Much has been said about the laid-back manner in which the government has gone about the task of attracting private investment into the maritime sector. While much of the criticism is valid, policy makers do have to deal with a number of extraneous factors. … In all fairness, it must be recognised that this, like some other delays, was outside the control of the authorities.

When, in pursuance of a policy that was intended to encourage competition and prevent near monopoly conditions in the port, one party was debarred from bidding, they approached the high court, alleging discrimination. Their plea was rejected first by a single bench of the high court and then, in appeal, by a division bench of the same court. Against this the party went in appeal to the Supreme Court and here they were successful. The SC ruled that they should be allowed to bid along with other short-listed parties. It was here that the story took an interesting twist. Instead of celebrating victory in a nearly two-year court battle by offering a competitive bid, the party stated that, having established their point in the long legal proceedings at different levels, they were no longer keen to participate in the bid.

The question that immediately arose was why they fought such a desperate court battle to establish their rights to bid for a project in which they were not really interested.
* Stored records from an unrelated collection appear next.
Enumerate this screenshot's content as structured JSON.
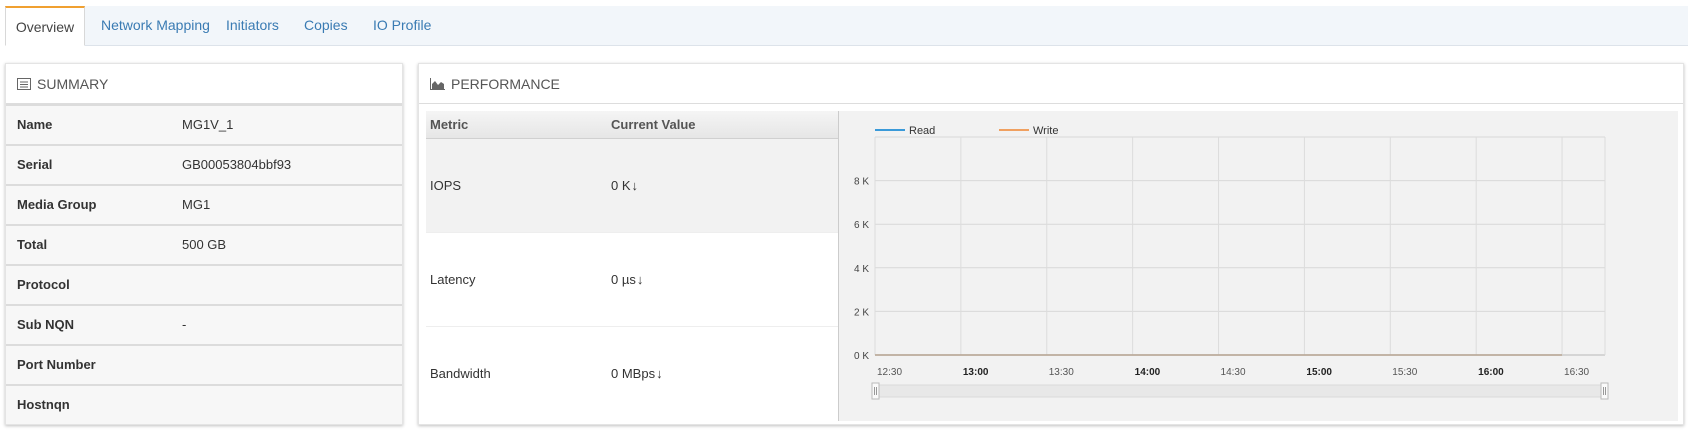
{
  "tabs": [
    {
      "label": "Overview",
      "active": true
    },
    {
      "label": "Network Mapping",
      "active": false
    },
    {
      "label": "Initiators",
      "active": false
    },
    {
      "label": "Copies",
      "active": false
    },
    {
      "label": "IO Profile",
      "active": false
    }
  ],
  "summary": {
    "title": "SUMMARY",
    "icon": "list-icon",
    "rows": [
      {
        "key": "Name",
        "value": "MG1V_1"
      },
      {
        "key": "Serial",
        "value": "GB00053804bbf93"
      },
      {
        "key": "Media Group",
        "value": "MG1"
      },
      {
        "key": "Total",
        "value": "500 GB"
      },
      {
        "key": "Protocol",
        "value": ""
      },
      {
        "key": "Sub NQN",
        "value": "-"
      },
      {
        "key": "Port Number",
        "value": ""
      },
      {
        "key": "Hostnqn",
        "value": ""
      }
    ]
  },
  "performance": {
    "title": "PERFORMANCE",
    "icon": "area-chart-icon",
    "col_metric": "Metric",
    "col_value": "Current Value",
    "metrics": [
      {
        "name": "IOPS",
        "value": "0 K",
        "trend": "↓"
      },
      {
        "name": "Latency",
        "value": "0 µs",
        "trend": "↓"
      },
      {
        "name": "Bandwidth",
        "value": "0 MBps",
        "trend": "↓"
      }
    ]
  },
  "colors": {
    "read": "#3a9ad9",
    "write": "#f0a060",
    "tab_accent": "#f0a030",
    "link": "#3a7bb3"
  },
  "chart_data": {
    "type": "line",
    "title": "",
    "xlabel": "",
    "ylabel": "",
    "series": [
      {
        "name": "Read",
        "values": [
          0,
          0,
          0,
          0,
          0,
          0,
          0,
          0,
          0
        ]
      },
      {
        "name": "Write",
        "values": [
          0,
          0,
          0,
          0,
          0,
          0,
          0,
          0,
          0
        ]
      }
    ],
    "x": [
      "12:30",
      "13:00",
      "13:30",
      "14:00",
      "14:30",
      "15:00",
      "15:30",
      "16:00",
      "16:30"
    ],
    "x_bold": [
      "13:00",
      "14:00",
      "15:00",
      "16:00"
    ],
    "y_ticks": [
      0,
      2000,
      4000,
      6000,
      8000
    ],
    "y_tick_labels": [
      "0 K",
      "2 K",
      "4 K",
      "6 K",
      "8 K"
    ],
    "ylim": [
      0,
      10000
    ],
    "grid": true,
    "legend": "top-left"
  }
}
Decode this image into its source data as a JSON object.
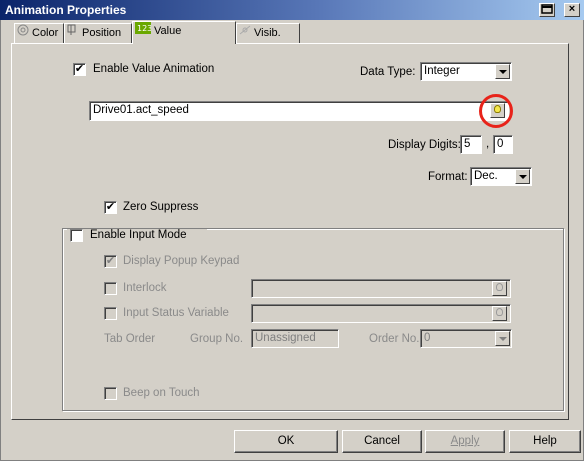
{
  "window": {
    "title": "Animation Properties"
  },
  "tabs": [
    {
      "label": "Color"
    },
    {
      "label": "Position"
    },
    {
      "label": "Value"
    },
    {
      "label": "Visib."
    }
  ],
  "value_tab": {
    "enable_value_animation": {
      "label": "Enable Value Animation",
      "checked": true,
      "mark": "✔"
    },
    "data_type": {
      "label": "Data Type:",
      "value": "Integer"
    },
    "variable": {
      "value": "Drive01.act_speed"
    },
    "display_digits": {
      "label": "Display Digits:",
      "integer": "5",
      "sep": ",",
      "decimal": "0"
    },
    "format": {
      "label": "Format:",
      "value": "Dec."
    },
    "zero_suppress": {
      "label": "Zero Suppress",
      "checked": true,
      "mark": "✔"
    }
  },
  "input_mode": {
    "enable_input_mode": {
      "label": "Enable Input Mode",
      "checked": false
    },
    "display_popup_keypad": {
      "label": "Display Popup Keypad",
      "checked": true,
      "mark": "✔"
    },
    "interlock": {
      "label": "Interlock",
      "checked": false
    },
    "input_status_variable": {
      "label": "Input Status Variable",
      "checked": false
    },
    "tab_order": {
      "label": "Tab Order"
    },
    "group_no": {
      "label": "Group No.",
      "value": "Unassigned"
    },
    "order_no": {
      "label": "Order No.",
      "value": "0"
    },
    "beep_on_touch": {
      "label": "Beep on Touch",
      "checked": false
    }
  },
  "buttons": {
    "ok": "OK",
    "cancel": "Cancel",
    "apply": "Apply",
    "help": "Help"
  },
  "colors": {
    "title_start": "#0a246a",
    "title_end": "#a6caf0",
    "highlight": "#e8231a"
  }
}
By way of explanation we were told that, on studying the detailed tender terms and conditions, the party felt that they were too onerous and that bidding in such a tender was not worth their while. This did little to quell doubts that had been raised because it was beyond belief that a savvy, commercially oriented party would fight such a long court battle without even being sure if the prize to be won was worth fighting for. Instead, speculation was rife that by delaying the project for the two-year period over which litigation was spread, other less attractive terminals in other ports were able to develop and consolidate in a manner that would not have been possible if work on JNPT’s fourth terminal had commenced. [Link]

The Machiavellian machinations of the private sector and the corrupt ways or the over-zealous regulatory instincts of the government – which drives the other?

The fact that everyone seems to have some ‘tainted’ history (real or contrived – I was told that JSW Steel had a rather creative objection to Tata Steel bid for Bhushan Steel), it brings up an interesting ethical question. Which of us is really pure? Everyone seem to have some association with someone somewhere who has defaulted or has some record against them or have been associated with someone who has been involved in some controversy. Everyone is living in the glass house including the politicians.

So, is the best thing to keep it simple? Just bar the promoter and his immediate family from bidding for the assets. Even if the Act specified the ‘relevant relationships’, will that not be gamed easily?

Or, just not bar them at all? Then, rewarding immorality and bad ethics!! What a dilemma?!

Andy Mukherjee had argued for no ban on the original promoter, to keep it simple. Wonder if he was right.

Isn’t the road to hell paved with good intentions? It is always an occupational hazard with public policy. The ban on promoters bidding for their own assets is a classic case study of that public policy axiom.

(Postscript: Tata Steel appears to have won the bid to buy Bhushan Steel. Is that a done deal?)